We are on fairly solid ground when we study revealed preferences. Until the neuroeconomics people make a lot of progress, that may be it. There are many "happiness"surveys and I have no idea how to interpret them. We all have mood swings and making inter-personal comparisons is risky.
I just read "Stress that Doesn't Pay: The Commuting Paradox" (by Alois Stutzer and Bruno Frey; H/T Wendell C). Why a paradox? Because if surveys show that long commutes are judged onerous by commuters, that would contradict the idea of a theoretical equilibrium wherein markets adjust to compensate those who travel further.
But perhaps there is no paradox. Minimizing the commute is neither realistic nor desirable. The average commute in the U.S. is remarkably stable -- while everything else changes (Anas in Brooks et al.).
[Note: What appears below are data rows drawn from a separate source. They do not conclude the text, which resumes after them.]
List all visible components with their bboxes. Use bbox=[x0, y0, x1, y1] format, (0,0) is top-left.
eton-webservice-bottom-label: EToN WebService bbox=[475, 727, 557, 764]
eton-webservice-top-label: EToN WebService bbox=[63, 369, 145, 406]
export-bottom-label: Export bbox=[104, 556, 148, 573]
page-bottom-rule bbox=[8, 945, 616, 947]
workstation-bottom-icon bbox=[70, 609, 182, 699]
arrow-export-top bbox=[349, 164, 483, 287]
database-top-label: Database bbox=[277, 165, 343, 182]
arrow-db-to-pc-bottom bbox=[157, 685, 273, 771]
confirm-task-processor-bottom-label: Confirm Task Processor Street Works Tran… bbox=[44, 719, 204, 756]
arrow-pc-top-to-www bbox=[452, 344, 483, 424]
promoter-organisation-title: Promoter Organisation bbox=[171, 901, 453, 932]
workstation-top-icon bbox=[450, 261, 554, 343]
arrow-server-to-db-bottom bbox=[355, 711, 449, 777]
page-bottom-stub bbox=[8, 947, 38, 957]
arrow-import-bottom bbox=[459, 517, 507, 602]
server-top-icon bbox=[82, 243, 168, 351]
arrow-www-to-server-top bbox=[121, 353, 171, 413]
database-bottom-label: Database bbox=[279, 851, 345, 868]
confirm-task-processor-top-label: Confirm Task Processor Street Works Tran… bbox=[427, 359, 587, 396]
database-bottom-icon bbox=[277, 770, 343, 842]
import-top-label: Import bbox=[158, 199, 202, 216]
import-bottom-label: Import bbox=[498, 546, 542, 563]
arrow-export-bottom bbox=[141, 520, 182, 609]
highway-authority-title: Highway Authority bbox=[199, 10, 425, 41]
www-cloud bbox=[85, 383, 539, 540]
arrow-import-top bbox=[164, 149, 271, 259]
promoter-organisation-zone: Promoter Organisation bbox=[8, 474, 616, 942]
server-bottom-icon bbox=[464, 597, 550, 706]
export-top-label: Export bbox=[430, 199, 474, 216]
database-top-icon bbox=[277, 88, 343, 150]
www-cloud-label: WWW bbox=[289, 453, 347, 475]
Most workers and their employers seemingly choose locations that keep the whole thing ("costs of sprawl") in check. Many people actually choose a longer commute because they traded that off against a hundred other things in their lives that matter. They may want to be near a particular school, amenity, spouse's job, etc.
Twenty-five years ago, urban economists wrote about "wasteful commuting." People took longer trips than a very restrictive model or cities predicted. "Wasteful" was always in quotation marks. Stutzer and Frey have not really discovered a paradox.